Obra resgata histórias do cotidiano de escritor, artistas plásticos, psicanalista e empresário da área educacional

Ademir Hamú capa de seu livro junto com Rossana Alomeida Roriz

Para os acham que o mundo é ruim existe a transcendência. Para transcender existe a arte. Dentro da arte existem os livros. E dentro dos livros existe este aqui — “Histórias de Ternura”, organizado por Ademi Hamú e Rossana Almeida Roriz da Veiga Jardim —, que diz e prova que a vida vale a pena. Não pelos impérios construídos, mas pelos pequeninos atos da intimidade e que jamais ou raramente vêm à luz pública. Minúsculos gestos escondidos de ensinamento, afeto e atenção.

“Histórias de Ternura” é uma das mais bem-sacadas ideias da literatura. Menos pela originalidade, mais pela singeleza e simplicidade: pessoas comuns contam histórias comuns, mas ricas em simbolismo. Se a Terra acabasse hoje em uma grande explosão e daqui mil anos alguém encontrasse páginas do livro nos escombros, ninguém entenderia por que o mundo foi pelos ares se a vida podia ser tão maravilhosa.

Esta obra poderia se chamar “O Livro do Belo Mundo”, aquele que mostra que o afeto carrega em si o poder de transformar tudo para melhor. Tipo um senhor que não queria mais ser padrinho de ninguém pois todas as crianças batizadas por ele morriam cedo. Até encontrar alguém que rompeu o ciclo mortal. Maldições foram feitas para ser quebradas, e isso não tem nada a ver com religião.

Ademir Hamú

Se tem algo que “Histórias de Ternura” destrói são as religiões, provando que o ser humano é, no fundo, um micróbio eventualmente transmissor de bondade e singeleza. Todos estão salvos por atos microscópicos, mas que fazem toda diferença.

Chorei lendo as histórias organizadas por Ademir Hamú (foto ao lado) e Rossana Almeida. Como não se emocionar quando uma viajante comum, a psicanalista Lisa França, entra num conto de fadas no interior da França? Ou quando Elder Rocha Lima escreve que a coisa mais bonita que já ouviu é a “orquestra de sapos da beira do Rio Vermelho”? E se essa mesma pessoa conhece um santo confundido com um louco?

O livro deve ter descido do céu, escapado do paraíso, enganado o demônio. Os autores não tentam ser melhores do que são. E nem escondem o tempo às vezes difícil que viveram.

Amaury Menezes (na foto abaixo ao lado de Elder Rocha Lima) conta que “viveu na infância poucos momentos de ternura” e que não se recorda “de algum dia ter me sentado no colo de meu pai”. Só beijou a mãe “depois de homem feito e ela já idosa”. Mesmo nesse ambiente, um gesto, um gesto, apenas um gesto de seu pai definiu o futuro de um dos maiores artistas plásticos de nossa história.

Amaury Menezes e Elder Rocha Lima

Outro pai severo foi o de Marcos “Tucano” das Neves. Quando o filho chegou às cinco horas da manhã depois de uma noitada com amigos, foi avisado: “O dia em que você contar seus verdadeiros amigos na palma de uma mão, certamente será uma pessoa feliz”. Tucano desdenhou: lembrou de cabeça logo uns 15. O pai morreu uma semana depois. O filho abriu uma discoteca com o dinheiro da herança. Perdeu tudo e os 15 amigos jamais apareceram para ajudar.

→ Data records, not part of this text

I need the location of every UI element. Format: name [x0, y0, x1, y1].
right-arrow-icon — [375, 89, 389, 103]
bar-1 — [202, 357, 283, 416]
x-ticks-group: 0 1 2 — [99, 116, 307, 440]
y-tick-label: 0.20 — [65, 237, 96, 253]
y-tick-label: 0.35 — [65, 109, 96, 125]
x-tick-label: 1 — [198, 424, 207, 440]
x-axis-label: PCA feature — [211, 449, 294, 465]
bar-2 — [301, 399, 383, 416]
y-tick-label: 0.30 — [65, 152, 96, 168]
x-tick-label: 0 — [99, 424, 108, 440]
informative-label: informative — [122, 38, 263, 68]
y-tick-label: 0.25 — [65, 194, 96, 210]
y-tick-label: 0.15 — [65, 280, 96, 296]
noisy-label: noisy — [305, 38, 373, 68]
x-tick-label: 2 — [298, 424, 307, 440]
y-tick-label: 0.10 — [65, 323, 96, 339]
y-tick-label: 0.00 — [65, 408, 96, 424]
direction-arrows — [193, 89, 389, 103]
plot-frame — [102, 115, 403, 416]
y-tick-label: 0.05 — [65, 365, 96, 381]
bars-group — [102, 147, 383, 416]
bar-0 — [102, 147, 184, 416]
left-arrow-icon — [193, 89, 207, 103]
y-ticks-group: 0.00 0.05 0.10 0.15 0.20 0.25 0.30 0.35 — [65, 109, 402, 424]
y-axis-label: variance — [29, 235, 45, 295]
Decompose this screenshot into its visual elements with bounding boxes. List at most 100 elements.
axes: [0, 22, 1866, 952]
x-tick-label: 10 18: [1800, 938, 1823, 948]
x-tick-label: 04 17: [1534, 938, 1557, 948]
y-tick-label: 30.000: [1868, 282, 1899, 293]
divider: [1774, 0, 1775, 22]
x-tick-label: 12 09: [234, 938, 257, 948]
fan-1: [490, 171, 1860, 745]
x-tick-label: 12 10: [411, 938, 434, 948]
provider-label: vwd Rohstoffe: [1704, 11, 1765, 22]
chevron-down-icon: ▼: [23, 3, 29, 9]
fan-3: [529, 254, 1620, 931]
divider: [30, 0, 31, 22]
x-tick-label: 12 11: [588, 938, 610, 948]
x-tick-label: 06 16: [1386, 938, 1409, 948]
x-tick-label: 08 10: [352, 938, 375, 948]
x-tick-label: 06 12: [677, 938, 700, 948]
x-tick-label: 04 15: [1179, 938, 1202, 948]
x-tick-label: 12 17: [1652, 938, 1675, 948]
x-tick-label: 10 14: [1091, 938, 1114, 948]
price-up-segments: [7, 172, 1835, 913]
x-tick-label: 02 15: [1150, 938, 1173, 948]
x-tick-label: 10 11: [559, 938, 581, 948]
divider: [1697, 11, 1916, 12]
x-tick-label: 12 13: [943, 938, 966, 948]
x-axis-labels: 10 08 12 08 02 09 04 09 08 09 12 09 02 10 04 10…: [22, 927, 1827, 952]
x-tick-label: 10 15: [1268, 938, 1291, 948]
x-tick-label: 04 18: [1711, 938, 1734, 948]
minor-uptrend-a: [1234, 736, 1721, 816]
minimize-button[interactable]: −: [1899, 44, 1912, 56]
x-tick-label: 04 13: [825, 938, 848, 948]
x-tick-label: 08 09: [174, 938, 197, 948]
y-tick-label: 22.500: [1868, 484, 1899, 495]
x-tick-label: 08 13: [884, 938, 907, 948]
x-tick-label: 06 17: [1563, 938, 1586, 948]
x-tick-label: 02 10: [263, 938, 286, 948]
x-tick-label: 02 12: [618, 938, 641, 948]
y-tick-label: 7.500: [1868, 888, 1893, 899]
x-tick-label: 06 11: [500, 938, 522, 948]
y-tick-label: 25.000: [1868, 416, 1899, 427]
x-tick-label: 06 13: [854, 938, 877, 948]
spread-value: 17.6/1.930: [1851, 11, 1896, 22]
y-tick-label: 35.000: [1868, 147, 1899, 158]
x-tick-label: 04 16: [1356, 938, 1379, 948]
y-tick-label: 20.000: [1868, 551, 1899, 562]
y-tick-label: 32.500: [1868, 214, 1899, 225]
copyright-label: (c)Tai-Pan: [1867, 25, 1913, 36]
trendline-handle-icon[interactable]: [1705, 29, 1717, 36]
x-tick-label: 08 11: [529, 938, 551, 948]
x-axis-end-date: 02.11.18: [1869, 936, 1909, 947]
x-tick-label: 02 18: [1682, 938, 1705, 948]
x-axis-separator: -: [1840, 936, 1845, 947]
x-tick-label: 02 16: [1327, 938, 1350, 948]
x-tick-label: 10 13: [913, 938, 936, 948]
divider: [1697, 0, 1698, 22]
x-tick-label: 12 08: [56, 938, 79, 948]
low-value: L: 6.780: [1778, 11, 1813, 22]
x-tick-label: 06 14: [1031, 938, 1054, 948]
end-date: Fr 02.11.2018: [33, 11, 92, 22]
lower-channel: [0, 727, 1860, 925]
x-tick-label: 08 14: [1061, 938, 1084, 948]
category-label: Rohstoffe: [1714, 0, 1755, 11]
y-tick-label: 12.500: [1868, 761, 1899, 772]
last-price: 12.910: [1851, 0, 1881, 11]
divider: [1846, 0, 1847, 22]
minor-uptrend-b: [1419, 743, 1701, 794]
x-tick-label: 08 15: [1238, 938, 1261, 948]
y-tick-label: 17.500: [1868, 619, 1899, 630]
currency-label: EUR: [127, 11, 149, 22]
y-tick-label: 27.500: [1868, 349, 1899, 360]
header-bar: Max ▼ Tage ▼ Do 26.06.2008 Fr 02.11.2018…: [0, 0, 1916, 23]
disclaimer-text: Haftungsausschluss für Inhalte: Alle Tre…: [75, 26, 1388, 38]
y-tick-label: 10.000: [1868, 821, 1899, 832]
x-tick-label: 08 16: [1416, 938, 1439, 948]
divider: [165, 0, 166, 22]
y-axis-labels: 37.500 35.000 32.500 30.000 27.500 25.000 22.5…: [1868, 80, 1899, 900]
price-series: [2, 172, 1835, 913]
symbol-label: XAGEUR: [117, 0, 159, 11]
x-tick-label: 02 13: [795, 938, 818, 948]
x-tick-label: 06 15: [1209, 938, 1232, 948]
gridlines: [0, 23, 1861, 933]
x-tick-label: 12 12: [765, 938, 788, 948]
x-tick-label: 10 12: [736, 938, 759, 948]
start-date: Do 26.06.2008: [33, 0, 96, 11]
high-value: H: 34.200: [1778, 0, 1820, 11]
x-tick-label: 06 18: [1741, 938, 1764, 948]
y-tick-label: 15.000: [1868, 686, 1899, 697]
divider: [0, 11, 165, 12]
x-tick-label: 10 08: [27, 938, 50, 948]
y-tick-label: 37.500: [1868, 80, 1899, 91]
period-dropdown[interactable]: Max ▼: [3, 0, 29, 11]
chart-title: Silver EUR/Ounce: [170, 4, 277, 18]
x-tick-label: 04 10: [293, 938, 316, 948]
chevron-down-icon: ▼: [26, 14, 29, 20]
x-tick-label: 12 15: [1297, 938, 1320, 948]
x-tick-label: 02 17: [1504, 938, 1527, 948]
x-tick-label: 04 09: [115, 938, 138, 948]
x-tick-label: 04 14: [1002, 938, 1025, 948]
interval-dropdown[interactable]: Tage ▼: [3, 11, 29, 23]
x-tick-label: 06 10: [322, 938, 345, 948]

Miguel Jorge (foto abaixo) tinha uma cadela. Abandonou-a na beira de um rio, 60 quilômetros longe de casa. Ela voltou “toda esfarrapada, magra, feridas abertas no corpo”. E a relação que tiveram a partir daí foi sublime. É estranho que a lição dada por um animal resuma o livro, ainda nas palavras de Miguel Jorge, imortal da Academia Goiana de Letras: “não havia mais aflição em nossos gestos”.

Miguel Jorge 82 anos

Talvez histórias como essas nos redimam de tudo e nos salvem — apesar dos pecados e descalabros íntimos de cada um.

Serviço

“Histórias de Ternura” será lançado no Shopping Bougainville na quinta-feira, 12, às 19 horas.

Iúri Rincon Godinho, jornalista e escritor, é membro da Academia Goiana de Letras e do Instituto Histórico e Geográfico de Goiás.